Edition cover

  • ISBN10: 006051275X
  • ISBN13: 9780060512750
  • Paperback
  • 400 pages
  • Harper Perennial Modern Classics

The Dispossessed
by Ursula K. Le Guin

Reviewed by marisa

Rating: 5 out of 5

  • Posted 1 years ago
  • Viewed 264 times, 0 comments
  • Average user rating: (4.7/5)

Must freedom be purchased or is it inherent?

The Dispossessed is a sci-fi classic, winning Hugo and Nebula awards in the mid-seventies, and continually being reprinted in new editions with increasingly elucidating cover art. I won't go into a long description of why this book is so great--taut and clear writing style, strong characterization, lyrical passages describing complex inner monologues and difficult philosophical/political/physics concepts that seem to defy the passage of time--rather I will comment on the way the themes of this novel seem to stretch and grow in my brain.

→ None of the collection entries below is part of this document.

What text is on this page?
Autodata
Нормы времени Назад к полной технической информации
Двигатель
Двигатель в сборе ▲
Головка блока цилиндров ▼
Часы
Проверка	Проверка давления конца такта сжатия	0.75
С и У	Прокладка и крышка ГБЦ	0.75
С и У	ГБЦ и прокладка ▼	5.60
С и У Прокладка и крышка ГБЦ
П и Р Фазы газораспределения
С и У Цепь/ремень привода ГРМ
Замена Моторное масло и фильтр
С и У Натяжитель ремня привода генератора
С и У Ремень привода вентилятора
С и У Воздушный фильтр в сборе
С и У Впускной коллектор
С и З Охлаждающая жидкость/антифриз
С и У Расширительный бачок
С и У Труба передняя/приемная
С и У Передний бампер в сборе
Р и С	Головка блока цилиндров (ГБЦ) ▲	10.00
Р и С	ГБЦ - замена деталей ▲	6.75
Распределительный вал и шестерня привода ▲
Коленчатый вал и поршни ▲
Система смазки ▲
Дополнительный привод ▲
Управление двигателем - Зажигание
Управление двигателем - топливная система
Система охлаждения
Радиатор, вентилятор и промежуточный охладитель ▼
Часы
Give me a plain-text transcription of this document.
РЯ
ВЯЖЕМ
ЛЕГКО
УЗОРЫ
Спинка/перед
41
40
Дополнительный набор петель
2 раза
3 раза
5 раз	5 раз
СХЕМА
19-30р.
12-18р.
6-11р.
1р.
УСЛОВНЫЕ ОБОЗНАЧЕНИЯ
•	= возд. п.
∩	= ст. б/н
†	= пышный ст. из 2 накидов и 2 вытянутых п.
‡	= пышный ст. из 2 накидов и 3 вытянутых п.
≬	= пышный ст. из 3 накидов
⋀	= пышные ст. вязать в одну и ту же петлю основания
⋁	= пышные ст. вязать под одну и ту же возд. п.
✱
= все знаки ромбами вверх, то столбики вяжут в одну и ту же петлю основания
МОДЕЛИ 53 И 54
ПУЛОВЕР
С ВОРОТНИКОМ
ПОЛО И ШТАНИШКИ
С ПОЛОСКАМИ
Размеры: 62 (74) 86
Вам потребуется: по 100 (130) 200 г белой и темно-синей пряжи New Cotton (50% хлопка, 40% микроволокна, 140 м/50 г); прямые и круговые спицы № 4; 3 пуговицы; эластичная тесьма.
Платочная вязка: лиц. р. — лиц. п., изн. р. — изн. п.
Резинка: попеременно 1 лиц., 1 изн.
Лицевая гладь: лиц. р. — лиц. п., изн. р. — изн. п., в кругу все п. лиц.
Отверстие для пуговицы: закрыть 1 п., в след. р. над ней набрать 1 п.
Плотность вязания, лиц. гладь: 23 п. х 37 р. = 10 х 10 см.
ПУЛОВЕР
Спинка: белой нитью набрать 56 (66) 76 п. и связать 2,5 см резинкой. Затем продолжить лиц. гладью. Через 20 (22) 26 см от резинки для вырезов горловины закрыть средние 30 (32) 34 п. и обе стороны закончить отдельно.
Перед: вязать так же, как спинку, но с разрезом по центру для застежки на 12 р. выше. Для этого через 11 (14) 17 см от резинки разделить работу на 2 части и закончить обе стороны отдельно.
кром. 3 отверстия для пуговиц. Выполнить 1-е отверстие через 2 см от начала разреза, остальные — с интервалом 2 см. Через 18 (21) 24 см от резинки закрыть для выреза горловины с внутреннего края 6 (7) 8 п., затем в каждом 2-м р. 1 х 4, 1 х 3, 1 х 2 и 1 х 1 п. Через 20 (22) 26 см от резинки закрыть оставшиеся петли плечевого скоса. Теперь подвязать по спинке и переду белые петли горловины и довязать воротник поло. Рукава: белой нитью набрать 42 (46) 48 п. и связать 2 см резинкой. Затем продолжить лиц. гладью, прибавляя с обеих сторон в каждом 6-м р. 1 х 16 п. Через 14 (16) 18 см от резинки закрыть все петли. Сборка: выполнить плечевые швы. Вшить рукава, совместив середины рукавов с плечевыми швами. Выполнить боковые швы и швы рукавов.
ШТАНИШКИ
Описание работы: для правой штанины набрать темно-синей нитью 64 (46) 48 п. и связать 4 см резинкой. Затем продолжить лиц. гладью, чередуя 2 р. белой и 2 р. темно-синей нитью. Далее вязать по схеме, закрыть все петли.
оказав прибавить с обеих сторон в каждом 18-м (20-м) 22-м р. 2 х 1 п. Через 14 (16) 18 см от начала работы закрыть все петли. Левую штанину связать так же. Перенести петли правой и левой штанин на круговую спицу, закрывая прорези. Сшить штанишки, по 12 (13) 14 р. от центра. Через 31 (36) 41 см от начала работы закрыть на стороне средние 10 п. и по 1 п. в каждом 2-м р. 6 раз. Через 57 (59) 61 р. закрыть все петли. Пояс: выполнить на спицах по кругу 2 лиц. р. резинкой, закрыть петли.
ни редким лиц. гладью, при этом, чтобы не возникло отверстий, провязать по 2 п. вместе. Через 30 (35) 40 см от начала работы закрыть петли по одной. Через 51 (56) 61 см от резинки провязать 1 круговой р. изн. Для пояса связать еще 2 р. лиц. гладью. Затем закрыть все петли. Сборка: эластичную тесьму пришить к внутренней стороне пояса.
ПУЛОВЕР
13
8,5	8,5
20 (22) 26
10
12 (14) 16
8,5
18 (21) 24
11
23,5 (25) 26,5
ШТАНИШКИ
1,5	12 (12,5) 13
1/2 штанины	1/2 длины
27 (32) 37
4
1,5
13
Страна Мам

LeGuin posits a sociopolitical dance between two opposing planets: wealthy, capitalist and glamorous Urras; and arid, anarchistic Annares. Shevek, a brilliant Annaresti physicist on the verge of uncovering a fundamental truth about time and space is consistenly quashed by his countrymen who, though attesting innate individual freedom, have become stuck in a passive-aggressive determination to retain the status quo. Frustrated by his inability to test and pursue his theory, he arranges to travel to Urras in the hopes of sharing his work with Urrasti physicists.

LeGuin explores gender roles (the oppressed vs. equality), division of labor, freedom as something earned or inherently owned, and of course, anarchism vs. centralized government while we follow Shevek through uncomfortable social situations and conversations thick with hidden meaning. The arid deserts of Annares contrast with the lush and bejeweled Urrasti lifestyles. People from Annares speak honestly; Urrastis deceive. The interrelationships of the characters expand in my mind like landscapes scrolling across the window of a train.

I see me in and the people I know in both troubled civilizations: the aristocrats and the vegetable-growers, the trust fund babies and the self-made. LeGuin never preaches, and her writing doesn't suggest a personal bias. At the end, when I began to wonder more and more where our current civilization might fit in, LeGuin introduces an Earthly ambassador. I won't write more. Read the book and see if you agree with the human.